Nicht anzurechnen ist ein Rückforderungsanspruch der Klägerin gegenüber ihren Eltern gemäß § 528 BGB, denn das Bestehen eines solchen wie auch einer einem Rückforderungsanspruch zugrunde liegende Schenkung ist nicht nachgewiesen. Die Beklagte trägt hierfür die Beweisführungslast, denn es handelt sich um eine den Anspruch der Klägerin vernichtende Einwendung, nachdem dieses Geldvermögen sich unbestritten nicht mehr im Besitz bzw. Eigentum der Klägerin befindet. Es gibt keinerlei Anhaltspunkte dafür, dass es noch unter ihrem Namen angelegt ist. Nach Ausschöpfung der Ermittlungspflicht zum Vorliegen einer Schenkung - der Vater der Klägerin und weitere Zeugen sind vernommen worden - konnte eine Schenkung nicht bewiesen werden. Von einer Schenkung und einem damit bestehenden Rückforderungsanpruch gemäß § 528 BGB ist nicht auszugehen. Die Beklagte hat die Folgen dieser Nichtverweislichkeit der anspruchsvernichtenden Einwendung zu tragen (vgl hierzu die Ausführungen im Urteil des Senates vom 24.04.2008 - L 11 AS 292/07 -).

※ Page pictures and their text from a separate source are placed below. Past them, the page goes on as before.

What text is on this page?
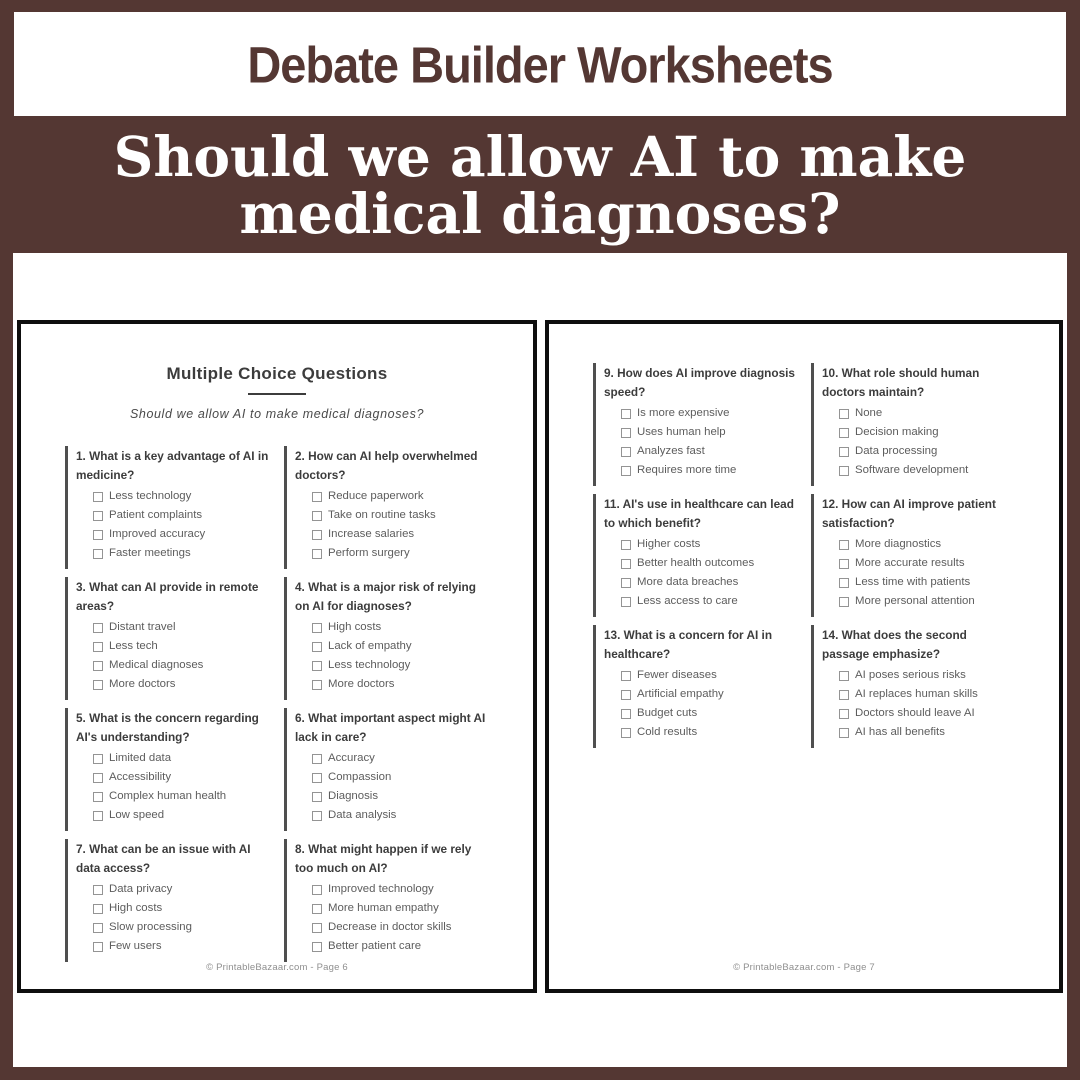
Debate Builder Worksheets
Should we allow AI to make
medical diagnoses?
Multiple Choice Questions
Should we allow AI to make medical diagnoses?
1. What is a key advantage of AI in medicine?
Less technology
Patient complaints
Improved accuracy
Faster meetings
2. How can AI help overwhelmed doctors?
Reduce paperwork
Take on routine tasks
Increase salaries
Perform surgery
3. What can AI provide in remote areas?
Distant travel
Less tech
Medical diagnoses
More doctors
4. What is a major risk of relying on AI for diagnoses?
High costs
Lack of empathy
Less technology
More doctors
5. What is the concern regarding AI's understanding?
Limited data
Accessibility
Complex human health
Low speed
6. What important aspect might AI lack in care?
Accuracy
Compassion
Diagnosis
Data analysis
7. What can be an issue with AI data access?
Data privacy
High costs
Slow processing
Few users
8. What might happen if we rely too much on AI?
Improved technology
More human empathy
Decrease in doctor skills
Better patient care
© PrintableBazaar.com - Page 6
9. How does AI improve diagnosis speed?
Is more expensive
Uses human help
Analyzes fast
Requires more time
10. What role should human doctors maintain?
None
Decision making
Data processing
Software development
11. AI's use in healthcare can lead to which benefit?
Higher costs
Better health outcomes
More data breaches
Less access to care
12. How can AI improve patient satisfaction?
More diagnostics
More accurate results
Less time with patients
More personal attention
13. What is a concern for AI in healthcare?
Fewer diseases
Artificial empathy
Budget cuts
Cold results
14. What does the second passage emphasize?
AI poses serious risks
AI replaces human skills
Doctors should leave AI
AI has all benefits
© PrintableBazaar.com - Page 7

Nach Abschluss eines Verwertungsverbotes bezüglich der Lebens-/Rentenversicherung im März 2006 war auch die Versicherung vom Vermögen abzusetzen (§ 12 Abs 2 Nr 3 SGB II).

Das übrige verwertbare Vermögen übersteigt den am 01.08.2006 der Klägerin zustehenden Freibetrag in Höhe von 7.650,00 EUR (§ 12 Abs 1 Nr 1 SGB II in der ab 01.08.2006 geltenden Fassung) und den Freibetrag in Höhe von 750,00 EUR (gemäß § 12 Abs 2 Nr 4 SGB II) nicht. Es beträgt lediglich 6.660,79 EUR. Der Freibetrag hingegen beträgt 8.400,00 EUR.

Angerechnet hat das SG als Einkommen jedoch die im August 2006 zugeflossene Zahlung des Insolvenzverwalters, die das SG auf drei Monate verteilt hat, sowie eine einmalige Einnahme im Januar 2007 in Höhe von 500,00 EUR von der Tante der Klägerin. Die Klägerin hat hierwegen keine Berufung eingelegt.

Bezüglich der Höhe der vom SG berechneten Leistung hat die Beklagte keine Einwendungen vorgetragen. Es fehlen jegliche Anhaltspunkte dafür, dass das SG das zu zahlende Alg II zu hoch bemessen hätte, insbesondere nachdem für die Erwärmung von Wasser mehr als 6,22 EUR von den angegebenen Heizkosten abgezogen worden sind (vgl BSG, Urteil vom 27.02.2008 - B 14/7b AS 64/06 R und B 14/7b AS 32/06 R -).

Nachdem die Klägerin am 22.08.2007 einen Fortzahlungsantrag gestellt und lediglich die Beklagte Berufung eingelegt hat, sind Leistungen über den 22.08.2007 hinaus nicht Gegenstand des Rechtsstreites. Mit der Stellung eines Fortzahlungsantrages endet der Zeitraum, für den die erste ablehnende - hier streitgegenständliche - Entscheidung ihre Wirkung entfaltet (vgl hierzu auch: BSG Urteil vom 31.10.2007 - B 14/11b 59/06 R -).

Nach alledem war die Berufung der Beklagten zurückzuweisen.

Die Kostenentscheidung beruht auf § 193 SGG. Die Beklagte hat die außergerichtlichen Kosten der Kägerin auch für das Berufungsverfahren zu erstatten.

Gründe, die Revision gemäß § 160 Abs 2 Nr 1 und 2 SGG zuzulassen, liegen nicht vor.